Desgrez le lanzó una rápida mirada.

—¡Bah! No os asustéis. Aquí no estamos lejos de la calle de la Truanderie y del arrabal Saint-Denis, cuartel general de los hampones y de su príncipe el gran Coesre.

Mientras hablaba Desgrez había pasado el brazo en torno al talle de Angélica y la atraía hacia sí con firmeza. Angélica sintió el calor y el vigor de aquella mano masculina. Sus nervios trastornados se apaciguaron. Sin sentir vergüenza, se apretó contra Desgrez. ¿Qué importaba que fuese un abogado modesto y pobre? ¿No estaba ella a punto de convertirse en una paria, en una perseguida sin techo ni protección, tal vez hasta sin nombre?

—¡Pardiez! —dijo Desgrez en tono jovial—. No viene uno a la taberna para hablar en tono lúgubre. Comamos, señores. Después haremos planes. ¡Hola, Corbasson, parrillero del diablo!, ¿vas a dejarnos perecer de hambre? —El dueño del establecimiento se acercó solícito—. ¿Qué puedes proponer a tres grandes señores que desde hace veinticuatro horas no han cenado más que emociones y a una dama joven y frágil cuyo apetito necesita estímulo?

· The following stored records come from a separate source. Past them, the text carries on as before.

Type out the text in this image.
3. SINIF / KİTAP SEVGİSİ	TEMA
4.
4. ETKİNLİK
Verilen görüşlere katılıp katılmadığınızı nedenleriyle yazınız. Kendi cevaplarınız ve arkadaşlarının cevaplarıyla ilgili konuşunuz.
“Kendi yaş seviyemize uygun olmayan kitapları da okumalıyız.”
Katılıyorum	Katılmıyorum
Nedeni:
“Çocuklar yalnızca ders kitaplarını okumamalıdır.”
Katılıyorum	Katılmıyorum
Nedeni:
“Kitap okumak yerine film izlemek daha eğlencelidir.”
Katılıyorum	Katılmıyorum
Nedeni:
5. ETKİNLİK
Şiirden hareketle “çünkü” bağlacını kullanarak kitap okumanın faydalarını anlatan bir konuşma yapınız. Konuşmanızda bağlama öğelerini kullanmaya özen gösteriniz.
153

Corbasson adoptó un aire inspirado.

—Pues bien… Para vosotros, señores, propondría un buen solomillo de vaca, jugoso, mechado con pepinillos y cohombros, tres pollitos asados en las brasas y un buen cuenco de leche. En cuanto a la señora, ¿qué le parecería un menú más ligero? Ternera cocida con ensalada, el tuétano de un hueso, jalea de manzana, una pera confitada y un cucurucho de barquillos. Para terminar, una cucharadita de grageas de hinojo. Estoy seguro de que las rosas volverán a mezclarse con las azucenas de sus mejillas.

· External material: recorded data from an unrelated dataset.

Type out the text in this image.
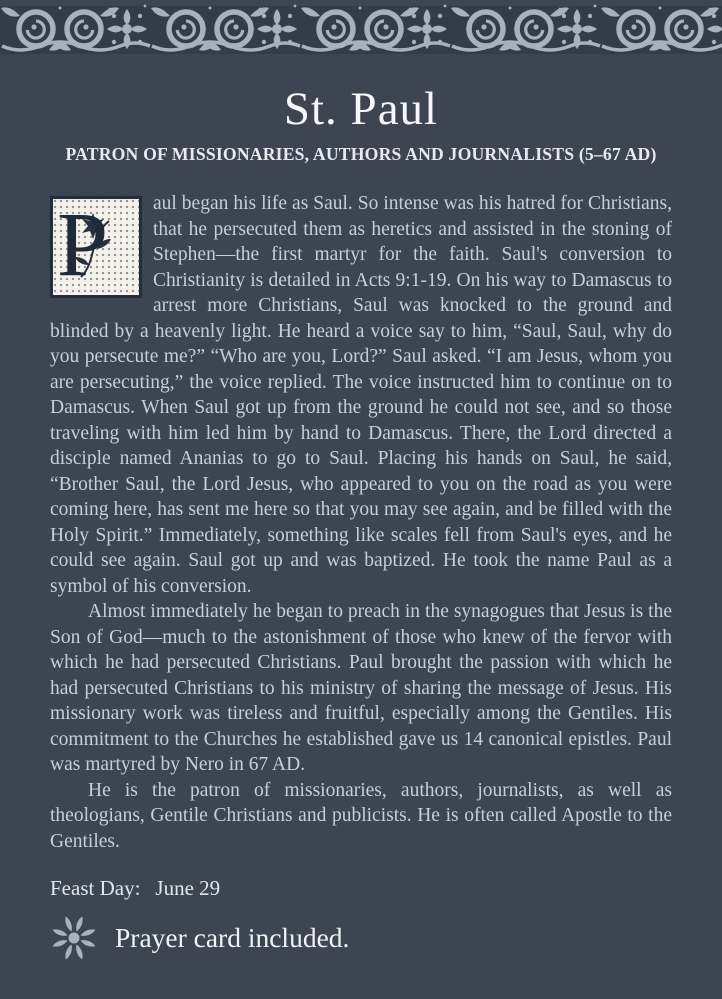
St. Paul
PATRON OF MISSIONARIES, AUTHORS AND JOURNALISTS (5–67 AD)

P aul began his life as Saul. So intense was his hatred for Christians, that he persecuted them as heretics and assisted in the stoning of Stephen—the first martyr for the faith. Saul's conversion to Christianity is detailed in Acts 9:1-19. On his way to Damascus to arrest more Christians, Saul was knocked to the ground and blinded by a heavenly light. He heard a voice say to him, “Saul, Saul, why do you persecute me?” “Who are you, Lord?” Saul asked. “I am Jesus, whom you are persecuting,” the voice replied. The voice instructed him to continue on to Damascus. When Saul got up from the ground he could not see, and so those traveling with him led him by hand to Damascus. There, the Lord directed a disciple named Ananias to go to Saul. Placing his hands on Saul, he said, “Brother Saul, the Lord Jesus, who appeared to you on the road as you were coming here, has sent me here so that you may see again, and be filled with the Holy Spirit.” Immediately, something like scales fell from Saul's eyes, and he could see again. Saul got up and was baptized. He took the name Paul as a symbol of his conversion.

Almost immediately he began to preach in the synagogues that Jesus is the Son of God—much to the astonishment of those who knew of the fervor with which he had persecuted Christians. Paul brought the passion with which he had persecuted Christians to his ministry of sharing the message of Jesus. His missionary work was tireless and fruitful, especially among the Gentiles. His commitment to the Churches he established gave us 14 canonical epistles. Paul was martyred by Nero in 67 AD.

He is the patron of missionaries, authors, journalists, as well as theologians, Gentile Christians and publicists. He is often called Apostle to the Gentiles.

Feast Day: June 29

Prayer card included.
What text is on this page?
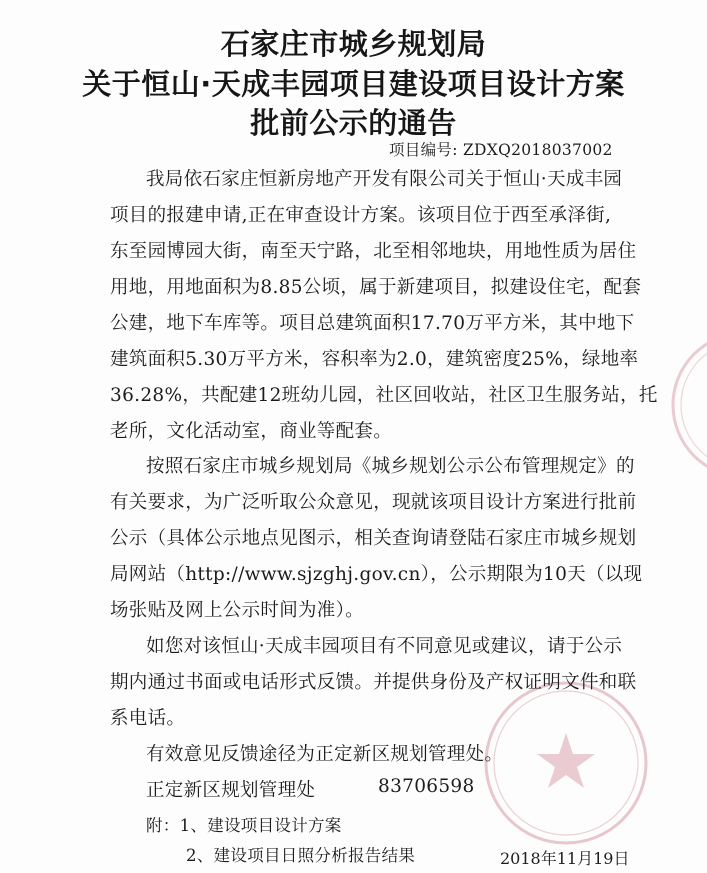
石家庄市城乡规划局
关于恒山·天成丰园项目建设项目设计方案
批前公示的通告
项目编号: ZDXQ2018037002
我局依石家庄恒新房地产开发有限公司关于恒山·天成丰园
项目的报建申请,正在审查设计方案。该项目位于西至承泽街,
东至园博园大街，南至天宁路，北至相邻地块，用地性质为居住
用地，用地面积为8.85公顷，属于新建项目，拟建设住宅，配套
公建，地下车库等。项目总建筑面积17.70万平方米，其中地下
建筑面积5.30万平方米，容积率为2.0，建筑密度25%，绿地率
36.28%，共配建12班幼儿园，社区回收站，社区卫生服务站，托
老所，文化活动室，商业等配套。
按照石家庄市城乡规划局《城乡规划公示公布管理规定》的
有关要求，为广泛听取公众意见，现就该项目设计方案进行批前
公示（具体公示地点见图示，相关查询请登陆石家庄市城乡规划
局网站（http://www.sjzghj.gov.cn），公示期限为10天（以现
场张贴及网上公示时间为准）。
如您对该恒山·天成丰园项目有不同意见或建议，请于公示
期内通过书面或电话形式反馈。并提供身份及产权证明文件和联
系电话。
有效意见反馈途径为正定新区规划管理处。
正定新区规划管理处	83706598
附：1、建设项目设计方案
2、建设项目日照分析报告结果	2018年11月19日
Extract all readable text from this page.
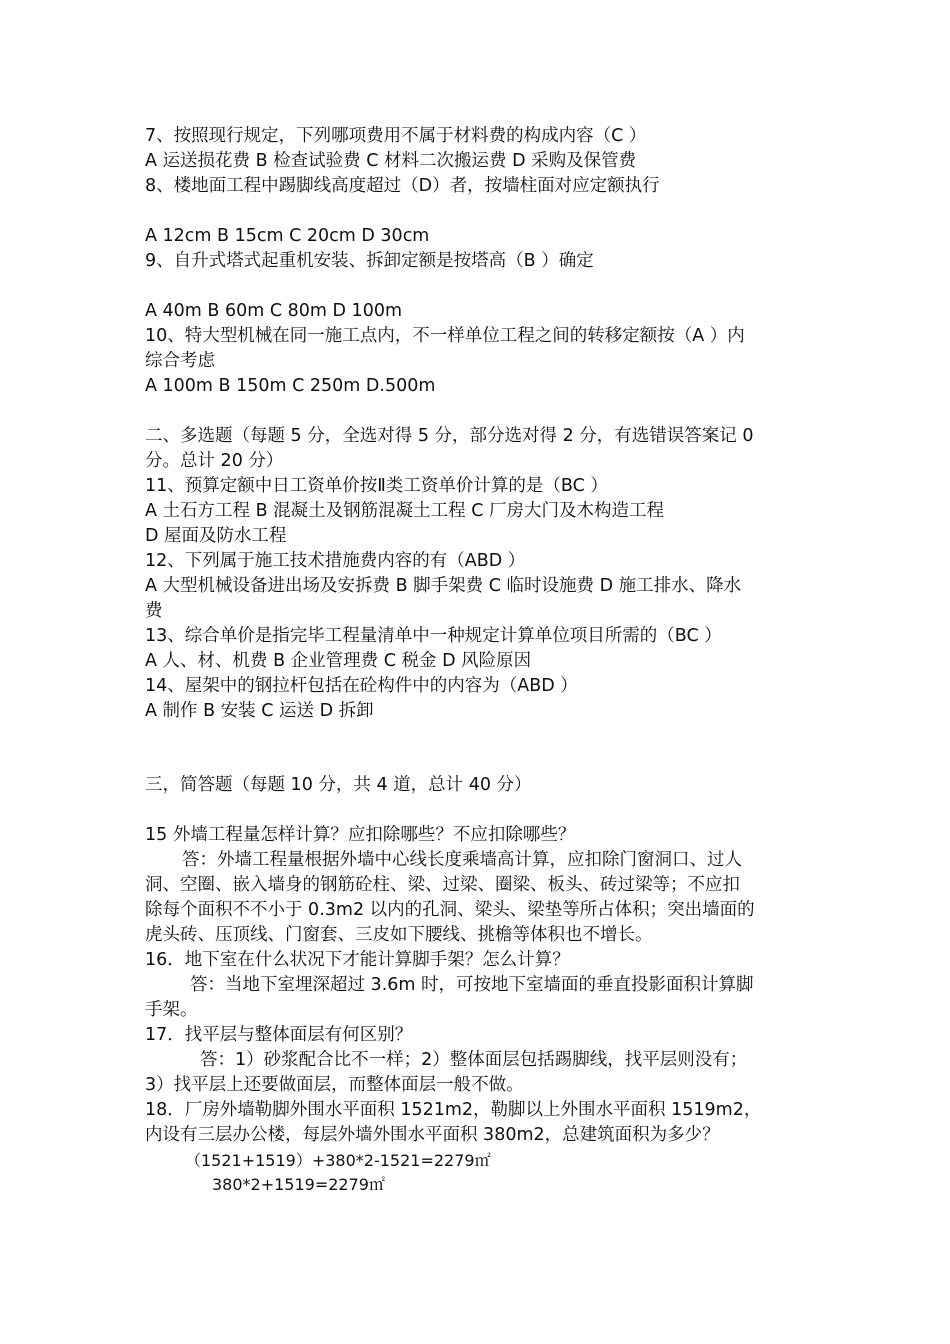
7、按照现行规定，下列哪项费用不属于材料费的构成内容（C ）
A 运送损花费 B 检查试验费 C 材料二次搬运费 D 采购及保管费
8、楼地面工程中踢脚线高度超过（D）者，按墙柱面对应定额执行
A 12cm B 15cm C 20cm D 30cm
9、自升式塔式起重机安装、拆卸定额是按塔高（B ）确定
A 40m B 60m C 80m D 100m
10、特大型机械在同一施工点内，不一样单位工程之间的转移定额按（A ）内
综合考虑
A 100m B 150m C 250m D.500m
二、多选题（每题 5 分，全选对得 5 分，部分选对得 2 分，有选错误答案记 0
分。总计 20 分）
11、预算定额中日工资单价按Ⅱ类工资单价计算的是（BC ）
A 土石方工程 B 混凝土及钢筋混凝土工程 C 厂房大门及木构造工程
D 屋面及防水工程
12、下列属于施工技术措施费内容的有（ABD ）
A 大型机械设备进出场及安拆费 B 脚手架费 C 临时设施费 D 施工排水、降水
费
13、综合单价是指完毕工程量清单中一种规定计算单位项目所需的（BC ）
A 人、材、机费 B 企业管理费 C 税金 D 风险原因
14、屋架中的钢拉杆包括在砼构件中的内容为（ABD ）
A 制作 B 安装 C 运送 D 拆卸
三，简答题（每题 10 分，共 4 道，总计 40 分）
15 外墙工程量怎样计算？应扣除哪些？不应扣除哪些？
答：外墙工程量根据外墙中心线长度乘墙高计算，应扣除门窗洞口、过人
洞、空圈、嵌入墙身的钢筋砼柱、梁、过梁、圈梁、板头、砖过梁等；不应扣
除每个面积不不小于 0.3m2 以内的孔洞、梁头、梁垫等所占体积；突出墙面的
虎头砖、压顶线、门窗套、三皮如下腰线、挑檐等体积也不增长。
16．地下室在什么状况下才能计算脚手架？怎么计算？
答：当地下室埋深超过 3.6m 时，可按地下室墙面的垂直投影面积计算脚
手架。
17．找平层与整体面层有何区别？
答：1）砂浆配合比不一样；2）整体面层包括踢脚线，找平层则没有；
3）找平层上还要做面层，而整体面层一般不做。
18．厂房外墙勒脚外围水平面积 1521m2，勒脚以上外围水平面积 1519m2，
内设有三层办公楼，每层外墙外围水平面积 380m2，总建筑面积为多少？
（1521+1519）+380*2-1521=2279㎡
380*2+1519=2279㎡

—Corbasson, eres el hombre más indispensable y amable de la creación. La primera vez que entre en la iglesia rezaré por ti a san Honorato. Además, eres un gran artista, no sólo porque haces exquisitas salsas, sino también por el ingenio de tus palabras.

Por primera vez en su vida, Angélica no tenía hambre. No hizo sino probar los platos de maese Corbasson. Su cuerpo luchaba contra los relentes del veneno absorbido la noche anterior. Parecían haber transcurrido siglos desde la espantosa aventura. Entumecida por el malestar y, acaso, por el olor grosero y desacostumbrado del tabaco, el sueño la vencía. Con los ojos cerrados, se decía que Angélica de Peyrac había muerto.

Cuando despertó, un amanecer lleno de humo se estancaba en la sala de la taberna.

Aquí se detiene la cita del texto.